Equifax International Operations
Equifax is the largest information services company in Canada, offering credit reporting, check authorization services, accounts receivable, and collection services. Equifax is also bringing American-style credit reporting to Europe and South America. Revenue in 1994: US$143 million.
By the Numbers
Call up Equifax for your credit information and you'll hear: "Thank you for calling Equifax. Due to the confidential nature of credit information, your credit report cannot be discussed over the phone."
Nevertheless, you can order an Equifax report over the phone by calling the company's special 800 number. You can even have the credit report delivered the next day by FedEx. To order an Equifax report call (800) 685 1111; for an Equifax CLUE report call (800) 456 6004.
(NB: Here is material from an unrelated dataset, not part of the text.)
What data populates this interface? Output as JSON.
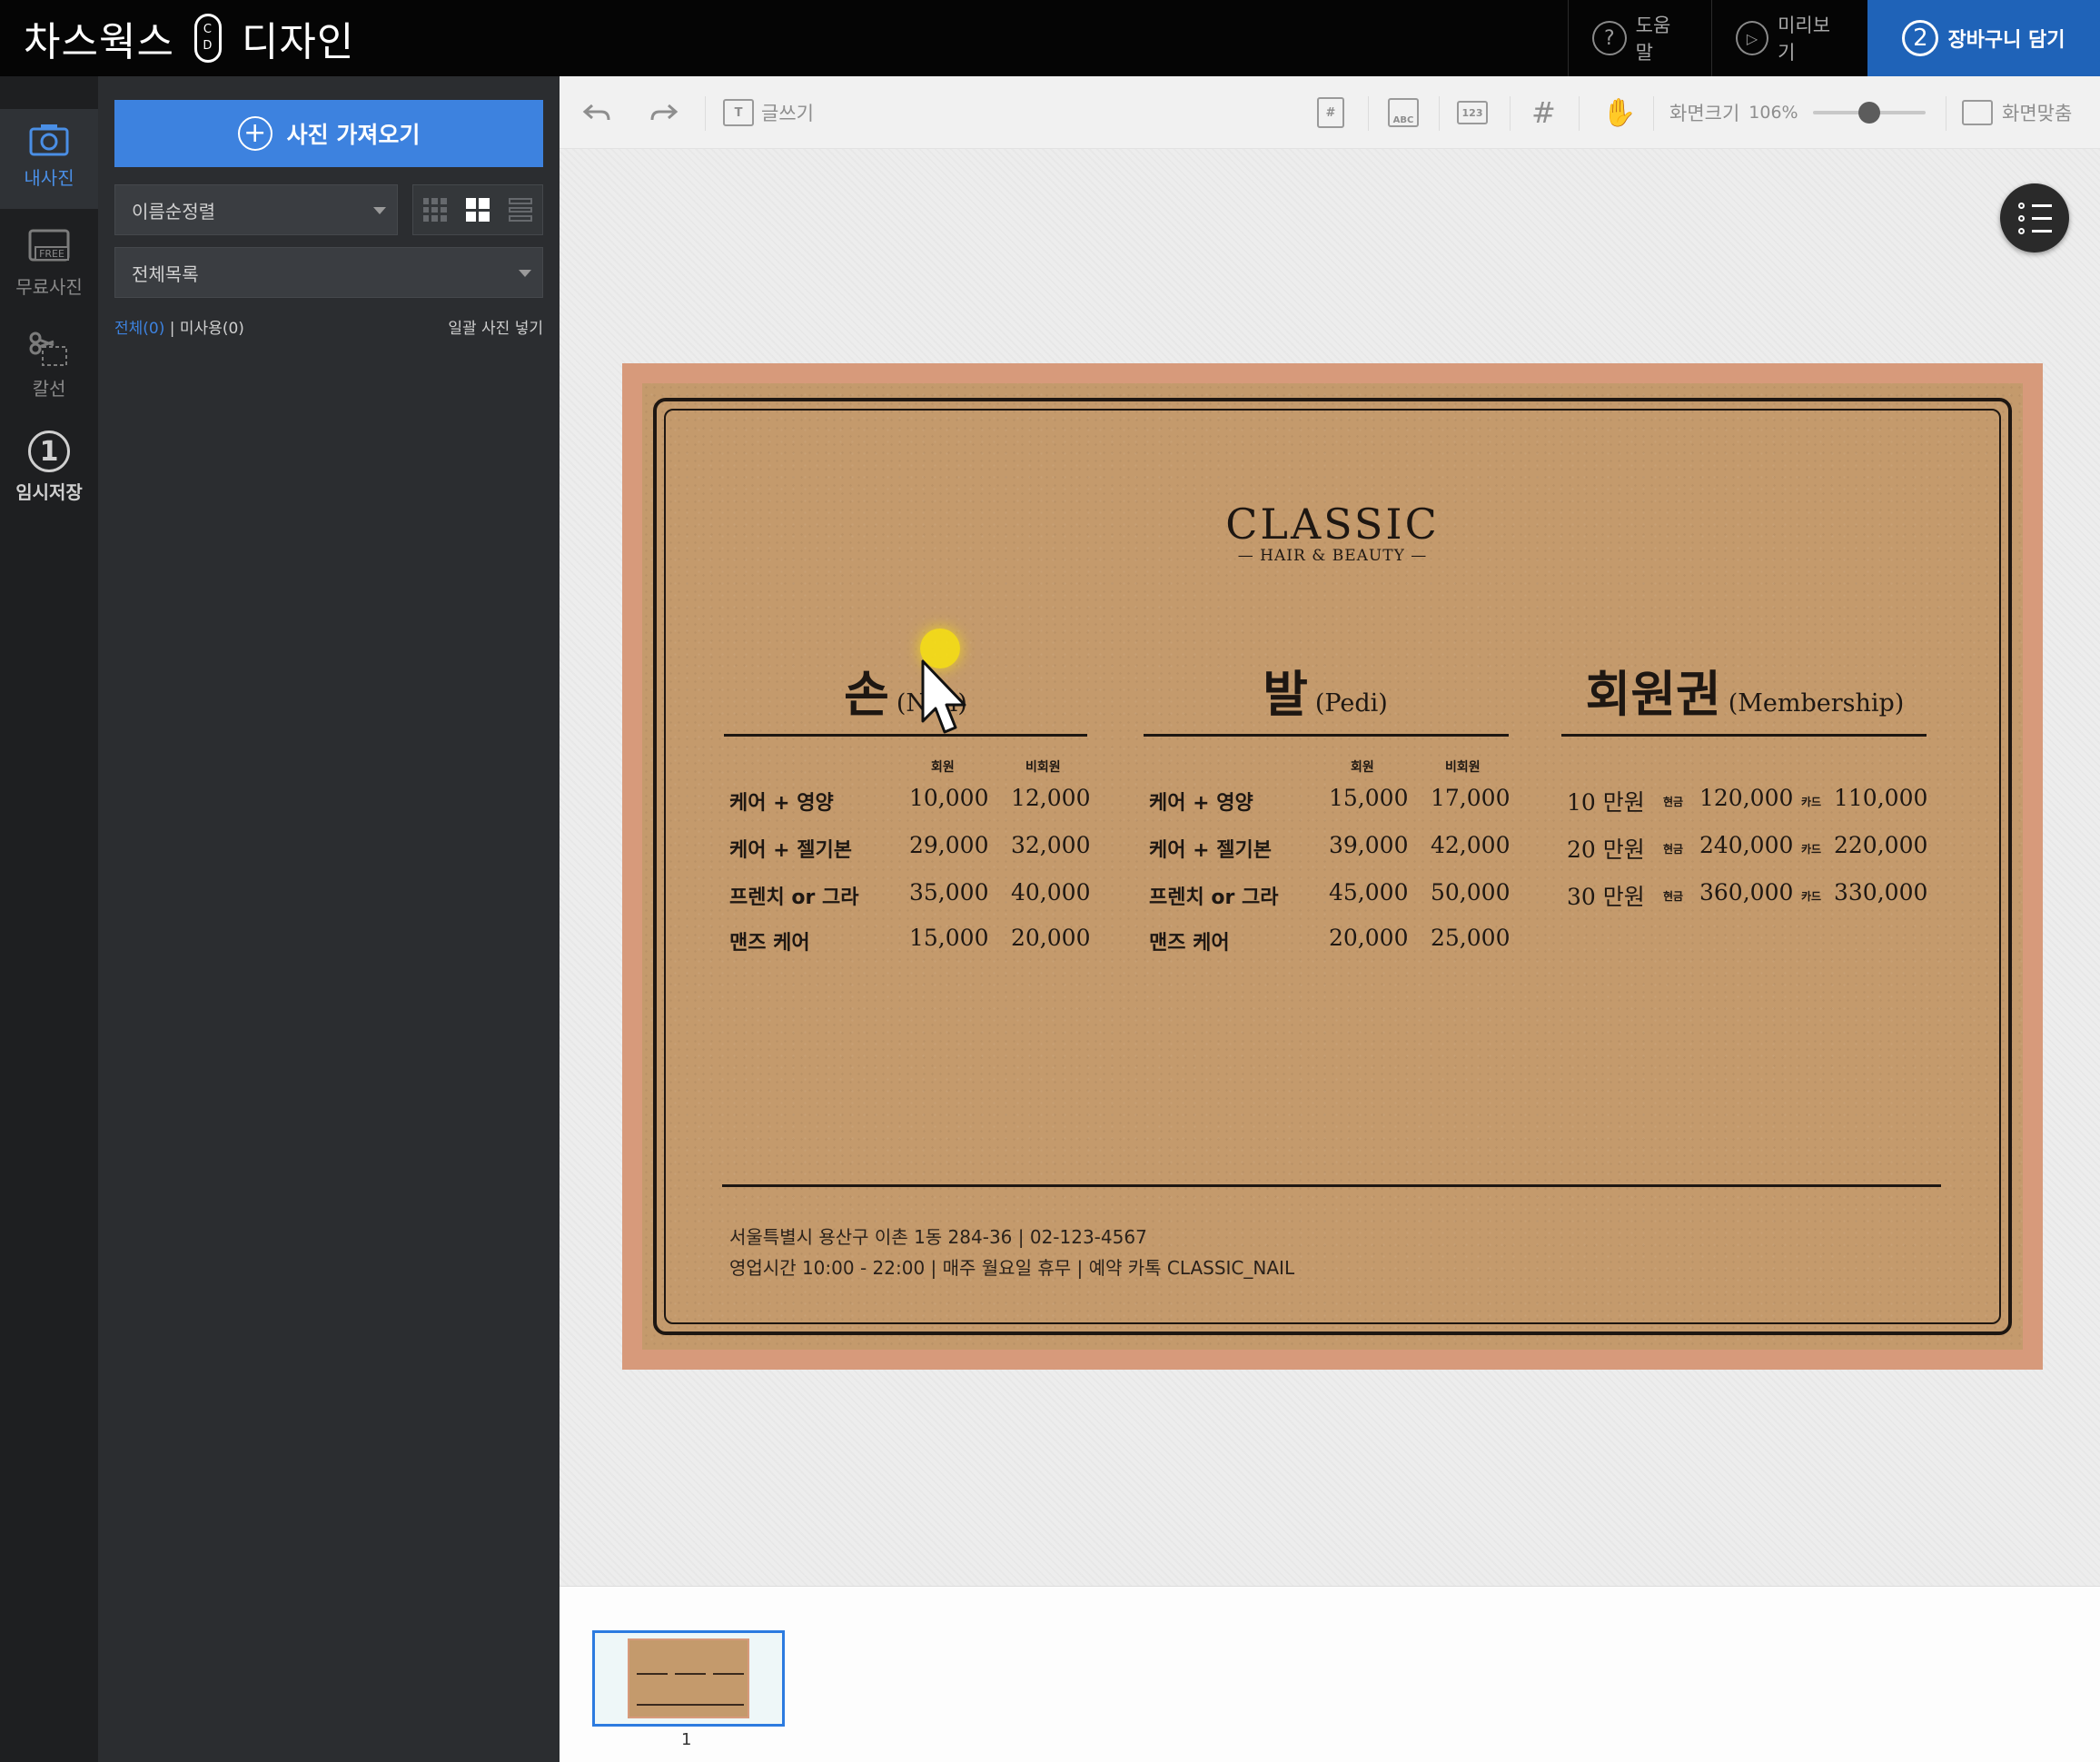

From the Bronze Plaque at Equifax Corporate Headquarters:
Our Commitment to Integrity
Every person has the right to be considered for credit, insurance, employment, and other benefits on his or her own merits.
Every person who seeks to qualify for any transaction should be treated with respect and fairness.
Every person has the right to know what information has been reported on him or her so that its accuracy can be assured, amended, or explained as needed in fairness to all involved.
Every person has the right to personal privacy consistent with the demands and requests he or she makes of business.
Every person is entitled to have his or her privacy safeguarded through the secure storage and careful transmission of information.